The mixing and matching of interrelated courses provide for a dynamic teaching and learning experience that transcends conventions
I am a lecturer by day and a designer by night (and every other weekend). I design, create and re-make daily, be it while lounging at a café or in my sleep.
A little over two years ago, I joined the Department of Art and Design at Sunway University as Lecturer and now serve as Programme Leader of the BA (Hons) Design Communication programme. Through the encouragement and guidance from my Head of Department Augustine Wong, I have begun embedding local and overseas study trips into my teaching plans to encourage learning through active exploration.
These research-based trips are arranged to maximise students’ experiences and compel them to absorb new sights, sounds, smells, visual cues, cultures and identities. Students’ findings, explorations and inspiration will then be funnelled into the creation of their final project.
Cross-module assessments are another means of encouraging exploration in learning. I work closely with my colleagues to identify suitable groups of courses, known as modules, to be combined in cross-module assessments.

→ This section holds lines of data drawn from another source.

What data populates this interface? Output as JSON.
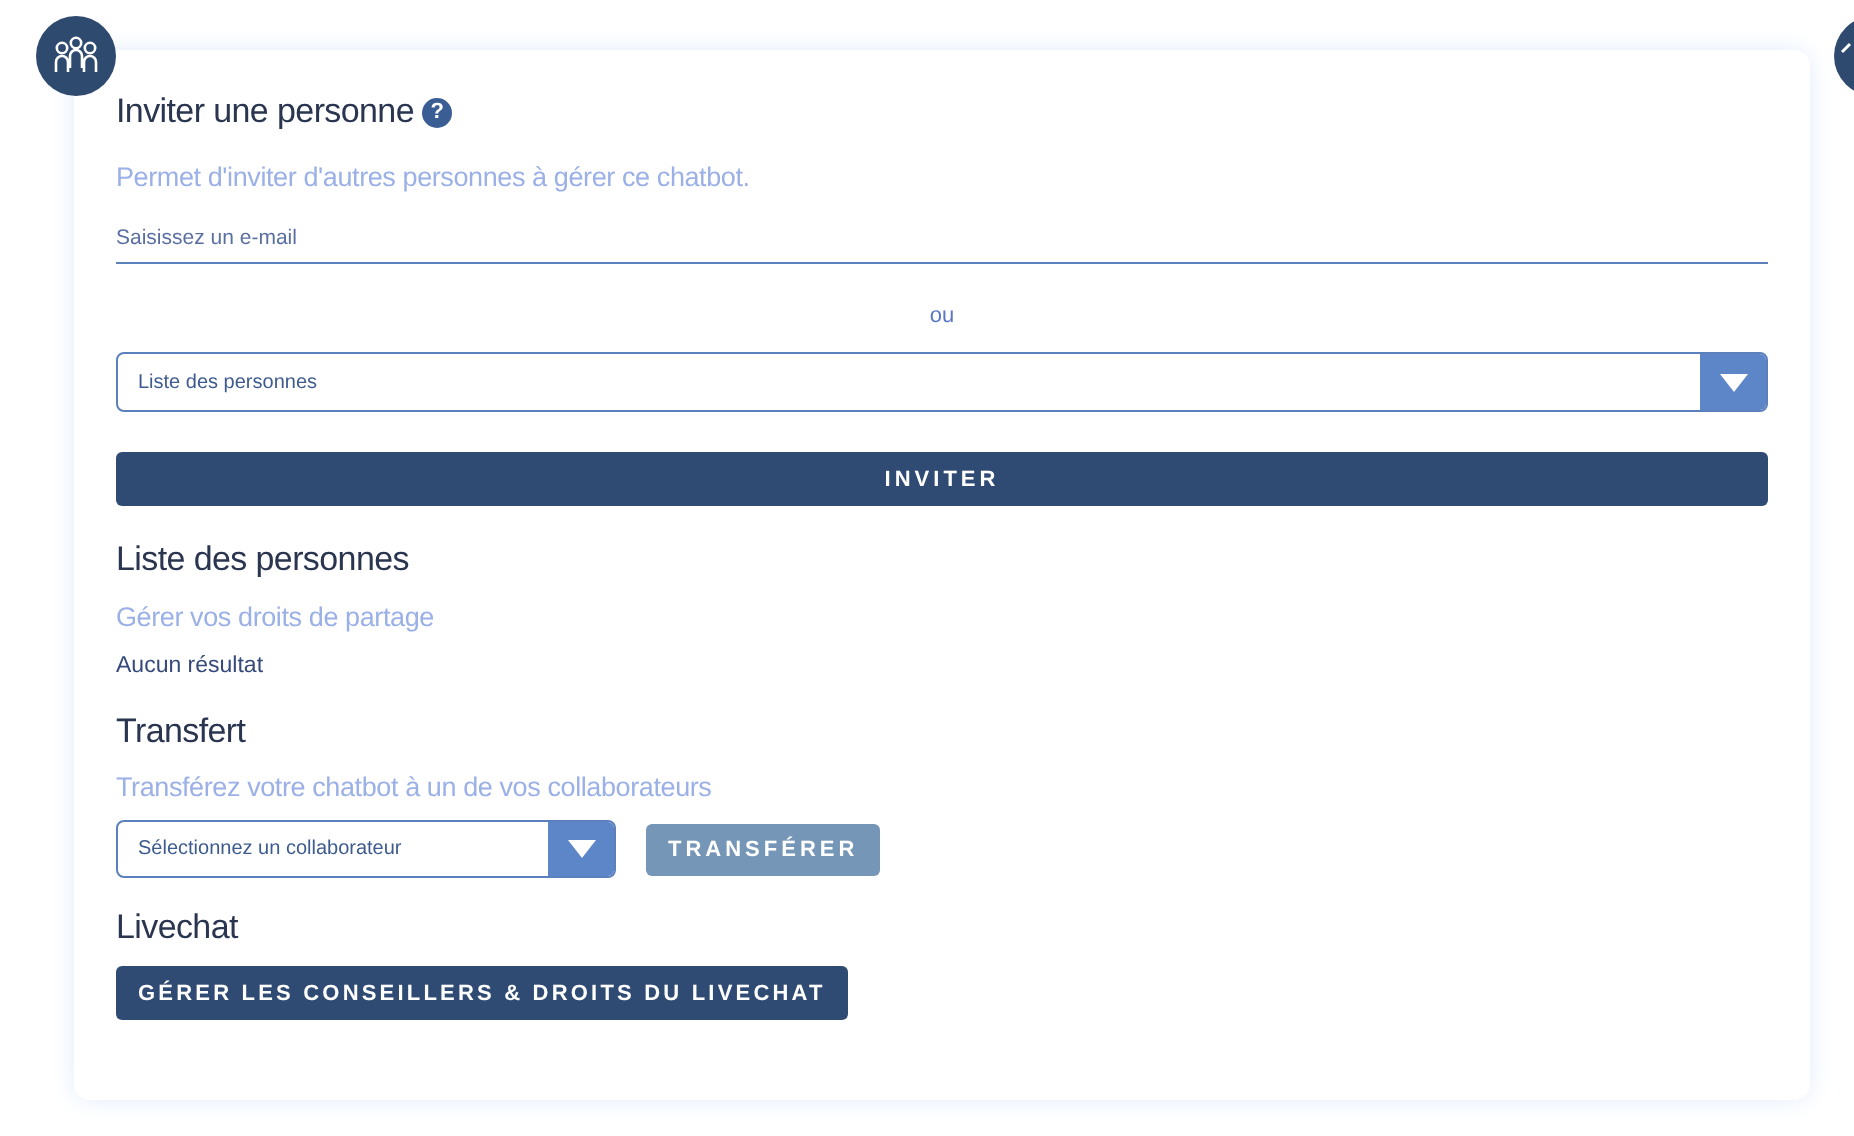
{
  "invite": {
    "title": "Inviter une personne",
    "help": "?",
    "description": "Permet d'inviter d'autres personnes à gérer ce chatbot.",
    "email_field": {
      "placeholder": "Saisissez un e-mail"
    },
    "separator": "ou",
    "people_select": {
      "placeholder": "Liste des personnes"
    },
    "button": "INVITER"
  },
  "people": {
    "title": "Liste des personnes",
    "description": "Gérer vos droits de partage",
    "empty": "Aucun résultat"
  },
  "transfer": {
    "title": "Transfert",
    "description": "Transférez votre chatbot à un de vos collaborateurs",
    "select": {
      "placeholder": "Sélectionnez un collaborateur"
    },
    "button": {
      "label": "TRANSFÉRER",
      "disabled": true
    }
  },
  "livechat": {
    "title": "Livechat",
    "button": "GÉRER LES CONSEILLERS & DROITS DU LIVECHAT"
  }
}
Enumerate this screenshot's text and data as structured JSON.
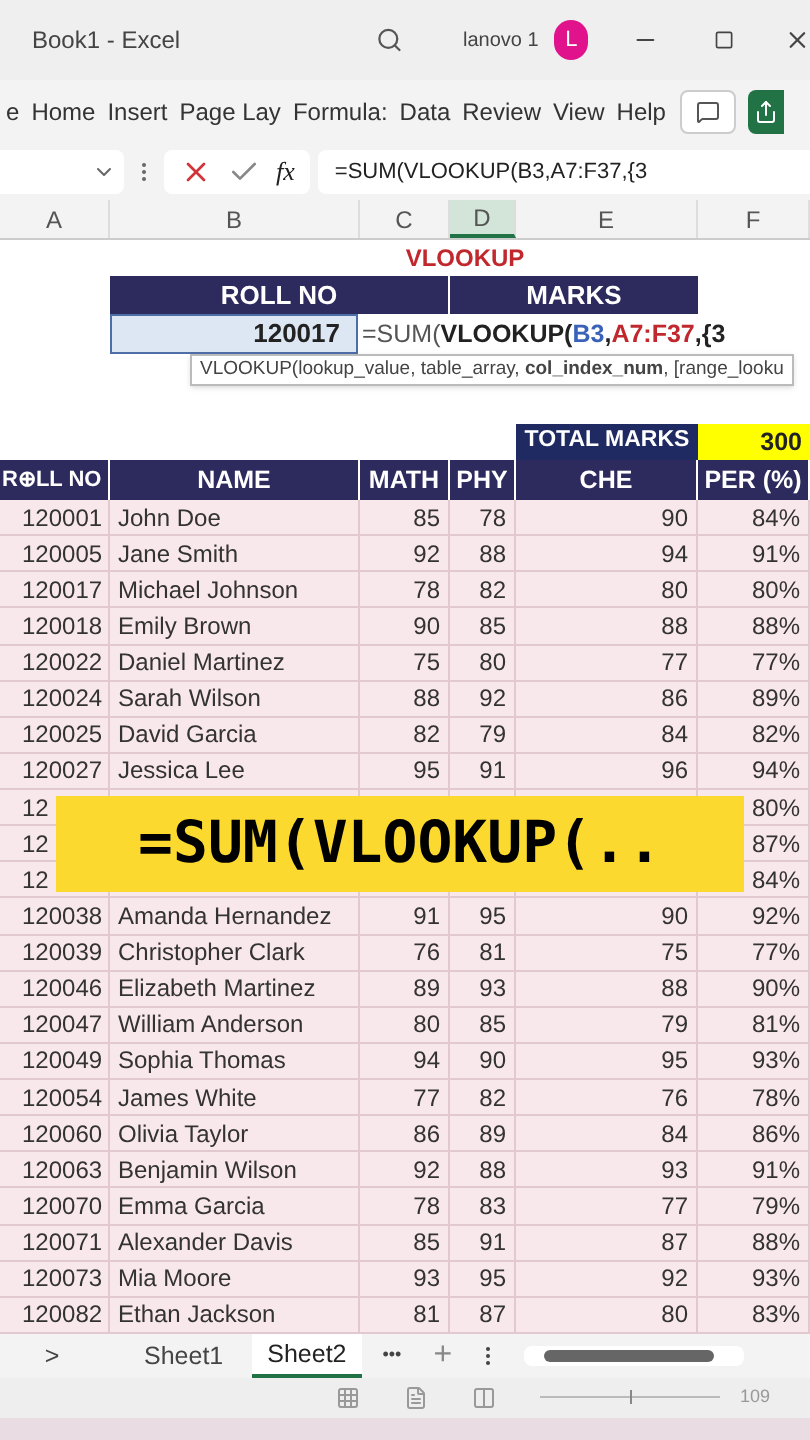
{
  "window": {
    "title": "Book1 - Excel",
    "user": "lanovo 1",
    "avatar": "L"
  },
  "ribbon_tabs": [
    {
      "label": "e",
      "selected": false
    },
    {
      "label": "Home",
      "selected": false
    },
    {
      "label": "Insert",
      "selected": false
    },
    {
      "label": "Page Lay",
      "selected": false
    },
    {
      "label": "Formula:",
      "selected": false
    },
    {
      "label": "Data",
      "selected": false
    },
    {
      "label": "Review",
      "selected": false
    },
    {
      "label": "View",
      "selected": false
    },
    {
      "label": "Help",
      "selected": false
    }
  ],
  "formula_bar": {
    "function_label": "fx",
    "value": "=SUM(VLOOKUP(B3,A7:F37,{3"
  },
  "columns": [
    {
      "label": "A",
      "selected": false
    },
    {
      "label": "B",
      "selected": false
    },
    {
      "label": "C",
      "selected": false
    },
    {
      "label": "D",
      "selected": true
    },
    {
      "label": "E",
      "selected": false
    },
    {
      "label": "F",
      "selected": false
    }
  ],
  "title": "VLOOKUP",
  "lookup": {
    "roll_header": "ROLL NO",
    "marks_header": "MARKS",
    "roll_value": "120017",
    "formula_parts": [
      "=SUM(",
      "VLOOKUP(",
      "B3",
      ",",
      "A7:F37",
      ",{3"
    ],
    "tooltip": "VLOOKUP(lookup_value, table_array, **col_index_num**, [range_looku"
  },
  "total": {
    "label": "TOTAL MARKS",
    "value": "300"
  },
  "table": {
    "columns": [
      "R⊕LL NO",
      "NAME",
      "MATH",
      "PHY",
      "CHE",
      "PER (%)"
    ],
    "rows": [
      [
        "120001",
        "John Doe",
        "85",
        "78",
        "90",
        "84%"
      ],
      [
        "120005",
        "Jane Smith",
        "92",
        "88",
        "94",
        "91%"
      ],
      [
        "120017",
        "Michael Johnson",
        "78",
        "82",
        "80",
        "80%"
      ],
      [
        "120018",
        "Emily Brown",
        "90",
        "85",
        "88",
        "88%"
      ],
      [
        "120022",
        "Daniel Martinez",
        "75",
        "80",
        "77",
        "77%"
      ],
      [
        "120024",
        "Sarah Wilson",
        "88",
        "92",
        "86",
        "89%"
      ],
      [
        "120025",
        "David Garcia",
        "82",
        "79",
        "84",
        "82%"
      ],
      [
        "120027",
        "Jessica Lee",
        "95",
        "91",
        "96",
        "94%"
      ],
      [
        "12",
        "",
        "",
        "",
        "",
        "80%"
      ],
      [
        "12",
        "",
        "",
        "",
        "",
        "87%"
      ],
      [
        "12",
        "",
        "",
        "",
        "",
        "84%"
      ],
      [
        "120038",
        "Amanda Hernandez",
        "91",
        "95",
        "90",
        "92%"
      ],
      [
        "120039",
        "Christopher Clark",
        "76",
        "81",
        "75",
        "77%"
      ],
      [
        "120046",
        "Elizabeth Martinez",
        "89",
        "93",
        "88",
        "90%"
      ],
      [
        "120047",
        "William Anderson",
        "80",
        "85",
        "79",
        "81%"
      ],
      [
        "120049",
        "Sophia Thomas",
        "94",
        "90",
        "95",
        "93%"
      ],
      [
        "120054",
        "James White",
        "77",
        "82",
        "76",
        "78%"
      ],
      [
        "120060",
        "Olivia Taylor",
        "86",
        "89",
        "84",
        "86%"
      ],
      [
        "120063",
        "Benjamin Wilson",
        "92",
        "88",
        "93",
        "91%"
      ],
      [
        "120070",
        "Emma Garcia",
        "78",
        "83",
        "77",
        "79%"
      ],
      [
        "120071",
        "Alexander Davis",
        "85",
        "91",
        "87",
        "88%"
      ],
      [
        "120073",
        "Mia Moore",
        "93",
        "95",
        "92",
        "93%"
      ],
      [
        "120082",
        "Ethan Jackson",
        "81",
        "87",
        "80",
        "83%"
      ]
    ]
  },
  "caption": "=SUM(VLOOKUP(..",
  "sheets": [
    {
      "label": "Sheet1",
      "selected": false
    },
    {
      "label": "Sheet2",
      "selected": true
    }
  ],
  "sheet_more": "•••",
  "sheet_add": "+",
  "nav": ">",
  "zoom": {
    "label": "109",
    "level": 0.5
  }
}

Throughout the last few semesters, we have identified several Art and Design modules that work well in combination such as Packaging in Graphic Design, Digital Illustration, Design and Typography, Digital Storytelling, 2D Principles of Animation, History of Art and Design, and Computer Graphics.
Each cross-module assessment plan starts with a Programme Alignment Meeting where lecturers discuss the possibilities of module combinations and establish visions for each module included. Lecturers will then plan and determine the project briefs for each module, which would require students to reflect upon their time away on study trips and amalgamate all their learning outcomes throughout the semester.
For example, by combining the Packaging in Graphic Design, Digital Illustration, and Design and Typography modules, my colleagues and I will look into the intended learning outcomes for each module to determine a suitable cross-module final project for students to work on.
In this instance, the learning outcome for the Packaging in Graphic Design module is to create an effective and imaginative packaging that acts as a visual communication between creators and consumers. In the Digital Illustration module, students are to create an impactful and meaningful packaging that will stand out in the market, while the Design and Typography module requires students to create a brand identity that is suitable for the product contained within the packaging.
Together, the three modules scaffold one another towards building and designing an end product that is structurally sound, visually pleasing and recognisable to the intended audience.
The final presentation and assessment of cross-module final projects are conducted in one venue. Students showcase their project outcomes and their process books (which document the students’ research and experimentation journey) to their peers, module lecturers and second markers.
External assessors, usually industry practitioners, are also invited to the final presentation to give feedback and recommendations to both students and lecturers. Each module is assessed separately during the presentation, ensuring that the learning outcome of each module satisfies the necessary standards.
The cross-module assessments that my colleagues and I practise enable students to focus and work on one main research area, and produce a variety of design output that meets the requirements of multiple modules. This practice increases productivity, helps students manage their time better and, most importantly, inspires students to design and create more thoughtful and innovative output.
The pride in which students feel when they present their final projects can further enhance their learning experience.
While emphasis is often placed on the visual merits of an artistic output, due diligence is also paid to the students’ process of design exploration.
The exploration may be that of a broader cultural scope of a particular design, its intended audience and source of inspiration. In delving into the process, students can immerse themselves in a holistic design experience and participate in responsible social and cultural discourse.
The planning and practice of crossmodule assessments can inestimably benefit both students and lecturers. Students can gain different opinions and advice from lecturers of varying expertise during collective tutorial sessions, while lecturers can grow closer with each other through communication and collaboration at the assessment planning and execution stages.
I like to think of myself as a collaborator with my students, whom I view as my future colleagues. I firmly believe that teaching is a continual learning process and, much like the role of a designer in any field, I never stop developing and improving myself.
I take pride in what I do as a lecturer and designer, and more than a quarter of a century on, my love for my career continues stronger than ever.